I was quiet for a moment. “That was deep. Oprah?”

She shrugged. “Saw it stitched on a throw pillow.”

Allie left the room, and a few minutes later, a waif dressed in black lurked outside the door. Finally, Claire slunk inside. She looked nice in jeans and a loose sweater. Her hair had been cut so it didn’t fall into her eyes, though she tried to reproduce the effect by hanging her head. I admitted to myself that Allie had been a better caretaker for her even if I hadn’t wanted to involve her. Claire wouldn’t meet my eyes.

“Do I look that bad?”

“No,” she said quickly. “You look great. Really good. I mean, I’m so glad that you look so good and—”

“You mad at me?”

“No, not at all.”

“You’re doing it again.”

She fidgeted with the hem of her sweater sleeve. “I made a little mistake. But the thing is, I couldn’t have known it would lead to all that.”

“Spill.”

She told me that she had kept the gemstones I had given her in a stash with her other things. Except she winced a little when she used the possessive term. Stolen things, she meant.

“I took a pen. I just wanted to, you know, write with it or something. I had no idea it was a special pen or that it cost so much. Who pays a thousand dollars for a pen? So then he comes into my room and is looking all around, and I’m pretending not to know what he’s talking about. And then he finds the whole stash, and he starts going through it and saying everything is his. Which it kind of was. But I told him the rocks were mine and that I was keeping them. Then he says he remembers them being part of some little statue thing in the library, and we had a fight.”

“Lord,” I said.

“Right? Anyway, he takes them, and apparently there are serial numbers on the diamonds. Can you believe it? He says he’ll prove that they were purchased by him through a broker or whatever, and I’m like fine, because I know they’re yours and even if you stole them, you didn’t steal them from him.”

“Appreciate the vote of confidence.”

“So it turns out the diamonds were sold twenty years ago to some guy who Philip knows and hates. So then he thinks I was sent there to spy on him, like the stones were a payoff.
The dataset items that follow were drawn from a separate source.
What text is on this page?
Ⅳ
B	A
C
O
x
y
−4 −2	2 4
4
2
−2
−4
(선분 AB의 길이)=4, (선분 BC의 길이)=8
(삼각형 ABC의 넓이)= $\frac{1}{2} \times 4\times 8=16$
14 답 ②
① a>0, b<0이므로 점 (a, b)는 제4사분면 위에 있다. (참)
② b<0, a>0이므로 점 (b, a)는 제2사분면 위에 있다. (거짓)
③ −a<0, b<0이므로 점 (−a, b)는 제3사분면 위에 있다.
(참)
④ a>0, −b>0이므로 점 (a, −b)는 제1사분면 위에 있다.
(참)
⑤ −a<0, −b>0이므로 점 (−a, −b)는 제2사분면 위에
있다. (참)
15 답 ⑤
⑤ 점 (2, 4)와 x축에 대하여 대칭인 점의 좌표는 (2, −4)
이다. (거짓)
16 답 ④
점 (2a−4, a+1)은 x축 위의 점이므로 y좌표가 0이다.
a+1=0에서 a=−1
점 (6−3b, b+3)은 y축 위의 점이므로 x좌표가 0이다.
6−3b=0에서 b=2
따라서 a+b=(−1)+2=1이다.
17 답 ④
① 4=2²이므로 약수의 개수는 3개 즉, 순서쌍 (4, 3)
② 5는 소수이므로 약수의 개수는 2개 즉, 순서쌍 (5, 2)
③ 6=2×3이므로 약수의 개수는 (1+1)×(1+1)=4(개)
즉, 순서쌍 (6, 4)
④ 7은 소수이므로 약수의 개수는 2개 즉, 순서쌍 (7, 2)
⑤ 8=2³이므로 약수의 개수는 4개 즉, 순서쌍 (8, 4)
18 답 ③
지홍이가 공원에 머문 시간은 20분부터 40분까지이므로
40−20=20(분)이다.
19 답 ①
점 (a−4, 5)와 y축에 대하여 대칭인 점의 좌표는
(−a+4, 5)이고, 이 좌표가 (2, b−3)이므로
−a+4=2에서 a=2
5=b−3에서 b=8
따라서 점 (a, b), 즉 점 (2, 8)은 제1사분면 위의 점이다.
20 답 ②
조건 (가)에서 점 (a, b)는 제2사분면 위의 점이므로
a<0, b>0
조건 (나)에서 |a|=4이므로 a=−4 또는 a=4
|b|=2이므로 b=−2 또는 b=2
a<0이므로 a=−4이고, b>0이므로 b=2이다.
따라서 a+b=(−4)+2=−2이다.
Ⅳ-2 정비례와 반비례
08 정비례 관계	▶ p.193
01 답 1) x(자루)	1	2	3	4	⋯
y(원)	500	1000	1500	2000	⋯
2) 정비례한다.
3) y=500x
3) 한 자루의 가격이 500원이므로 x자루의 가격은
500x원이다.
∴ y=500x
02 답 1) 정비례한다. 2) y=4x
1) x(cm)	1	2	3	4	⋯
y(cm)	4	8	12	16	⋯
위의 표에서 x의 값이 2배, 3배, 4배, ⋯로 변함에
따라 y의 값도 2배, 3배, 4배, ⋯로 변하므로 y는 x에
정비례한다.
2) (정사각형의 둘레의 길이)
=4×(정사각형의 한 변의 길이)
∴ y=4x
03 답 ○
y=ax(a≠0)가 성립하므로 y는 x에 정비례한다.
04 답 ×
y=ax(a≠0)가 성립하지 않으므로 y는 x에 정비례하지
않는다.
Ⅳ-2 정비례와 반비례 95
He was mad.”

Mad was an understatement. “He didn’t hurt you, did he?”

“No, but he called Colin to come get me. And he wouldn’t give the stones back to me.”

“Probably for the best. Everyone knows diamonds are blood money anyway.”

Her mouth dropped open. “You mean you’re not going to get them back?”

“We’ll consider it payment for room and board and security. I know you were very concerned about inconveniencing him.”

She looked mutinous, but she’d get over it. Eventually. “The important thing now is to get back your old life. Get back to living.”

Her forehead creased. “I know it was scary, what with the threat of death and all that. But in some ways, it was easier like that. Just in limbo, no one expecting things from me. I’m not sure how to go back.”

“I know, sweetheart.” But we’d both have to figure it out.

Chapter Sixteen

Luke found me in my hospital room and didn’t leave my side. When they discharged me, he took me straight to the cabin in the country. He seemed to know that I could breathe there, heal there. But I was restless too.

Allie had come to see me here. Even Jenny had been to the cabin for a short visit, which was awkward. Major had brought her. They had escaped from the men who’d held them, and not knowing where to look for me, had holed up in the woods until the cops arrived. Rico had slunk away that night, not wanting to be questioned by the cops—apparently he hadn’t exactly left the gang.

But there was one unanswered question that refused to let me rest. I asked Luke to drive me back into town. It was time to understand what had happened, time to pick up all the pieces so I could finally let them go.